Influence of Interval Uncertainty on the Behavior of Geometrically Nonlinear Elastoplastic Structures

This paper proposes an interval analysis scheme to map out the complete bound spectrum of the most maximum and most minimum responses of geometrically nonlinear elastoplastic structures subjected to both interval applied loads and interval inelastic material properties. The proposed heuristic method uses a finite-step holonomic formulation under pseudodisplacement control. Geometric nonlinearity is modeled using a conventional second-order approximation. The analysis thus determines directly the most maximum and most minimum bound solutions by processing a pair of optimization problems, known as interval mathematical programs with equilibrium constraints or interval MPECs.

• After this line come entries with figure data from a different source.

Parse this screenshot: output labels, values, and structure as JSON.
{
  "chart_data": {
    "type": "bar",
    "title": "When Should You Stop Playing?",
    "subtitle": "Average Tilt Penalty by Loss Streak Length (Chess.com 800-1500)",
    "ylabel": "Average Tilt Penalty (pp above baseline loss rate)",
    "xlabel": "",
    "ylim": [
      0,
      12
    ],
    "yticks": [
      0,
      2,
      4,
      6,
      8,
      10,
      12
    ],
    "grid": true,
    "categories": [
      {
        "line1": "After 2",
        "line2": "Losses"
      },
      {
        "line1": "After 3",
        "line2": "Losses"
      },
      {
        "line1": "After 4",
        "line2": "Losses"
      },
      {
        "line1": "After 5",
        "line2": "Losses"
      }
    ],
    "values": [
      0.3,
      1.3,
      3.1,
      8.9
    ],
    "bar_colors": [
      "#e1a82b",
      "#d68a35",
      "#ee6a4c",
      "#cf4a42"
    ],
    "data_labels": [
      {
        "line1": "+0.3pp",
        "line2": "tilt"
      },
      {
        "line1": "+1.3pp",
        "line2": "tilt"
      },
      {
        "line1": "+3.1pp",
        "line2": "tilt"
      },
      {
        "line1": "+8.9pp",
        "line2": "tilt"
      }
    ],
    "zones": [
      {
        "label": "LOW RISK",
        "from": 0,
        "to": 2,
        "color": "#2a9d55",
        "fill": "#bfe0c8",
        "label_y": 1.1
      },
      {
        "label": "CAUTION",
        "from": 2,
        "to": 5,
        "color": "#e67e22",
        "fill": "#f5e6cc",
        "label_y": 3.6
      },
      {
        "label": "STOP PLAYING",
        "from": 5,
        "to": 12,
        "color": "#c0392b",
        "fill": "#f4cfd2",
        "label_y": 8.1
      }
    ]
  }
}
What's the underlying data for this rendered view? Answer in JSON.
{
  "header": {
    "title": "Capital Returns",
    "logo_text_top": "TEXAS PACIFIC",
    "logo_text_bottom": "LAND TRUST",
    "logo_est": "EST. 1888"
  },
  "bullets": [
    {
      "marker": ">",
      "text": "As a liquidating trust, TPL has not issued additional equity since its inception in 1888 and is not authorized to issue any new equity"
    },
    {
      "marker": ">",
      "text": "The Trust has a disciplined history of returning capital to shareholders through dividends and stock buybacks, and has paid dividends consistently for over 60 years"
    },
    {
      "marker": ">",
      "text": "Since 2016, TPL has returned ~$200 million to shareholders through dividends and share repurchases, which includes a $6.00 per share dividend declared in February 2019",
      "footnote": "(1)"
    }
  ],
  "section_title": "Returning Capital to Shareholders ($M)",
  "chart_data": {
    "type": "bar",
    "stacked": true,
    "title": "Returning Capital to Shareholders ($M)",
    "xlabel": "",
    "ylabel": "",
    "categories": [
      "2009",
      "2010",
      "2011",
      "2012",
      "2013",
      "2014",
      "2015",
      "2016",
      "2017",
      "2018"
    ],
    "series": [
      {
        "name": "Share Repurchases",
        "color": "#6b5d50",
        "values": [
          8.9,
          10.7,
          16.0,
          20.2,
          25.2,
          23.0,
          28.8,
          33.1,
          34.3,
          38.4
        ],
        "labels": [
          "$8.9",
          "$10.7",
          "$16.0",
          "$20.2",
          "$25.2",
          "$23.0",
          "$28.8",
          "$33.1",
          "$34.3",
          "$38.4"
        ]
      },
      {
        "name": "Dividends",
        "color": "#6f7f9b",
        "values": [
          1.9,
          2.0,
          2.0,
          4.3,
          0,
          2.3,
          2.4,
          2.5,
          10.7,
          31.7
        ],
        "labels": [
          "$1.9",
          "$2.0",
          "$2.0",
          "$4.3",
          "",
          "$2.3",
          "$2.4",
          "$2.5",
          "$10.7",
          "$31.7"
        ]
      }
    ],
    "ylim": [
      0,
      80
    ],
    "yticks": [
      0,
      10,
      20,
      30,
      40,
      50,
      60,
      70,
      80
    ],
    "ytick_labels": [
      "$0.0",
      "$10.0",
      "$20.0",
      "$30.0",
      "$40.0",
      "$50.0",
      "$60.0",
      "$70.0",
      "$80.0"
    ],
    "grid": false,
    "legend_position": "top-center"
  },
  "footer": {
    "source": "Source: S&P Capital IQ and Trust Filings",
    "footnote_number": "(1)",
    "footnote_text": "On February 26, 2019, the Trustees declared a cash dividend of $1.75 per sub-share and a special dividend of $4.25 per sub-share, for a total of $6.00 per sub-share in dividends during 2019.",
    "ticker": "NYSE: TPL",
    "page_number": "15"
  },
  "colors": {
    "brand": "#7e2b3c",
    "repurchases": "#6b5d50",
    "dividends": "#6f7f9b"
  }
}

The simultaneous presence of complementarity constraints and interval data is the main cause of difficulties (associated with nonconvex and/or nonsmooth optimization programs) underpinning the interval MPECs considered. The simple solution approach proposed reformulates the interval MPECs into their noninterval nonlinear programming counterparts that can be processed by a smoothing regularization technique. The efficiency and robustness of the proposed interval analysis scheme are illustrated through a number of numerical examples motivated by various engineering applications, such as the safety assessment of multistory frames that are prone to geometric nonlinearity and interval uncertainties. (C) 2016 American Society of Civil Engineers.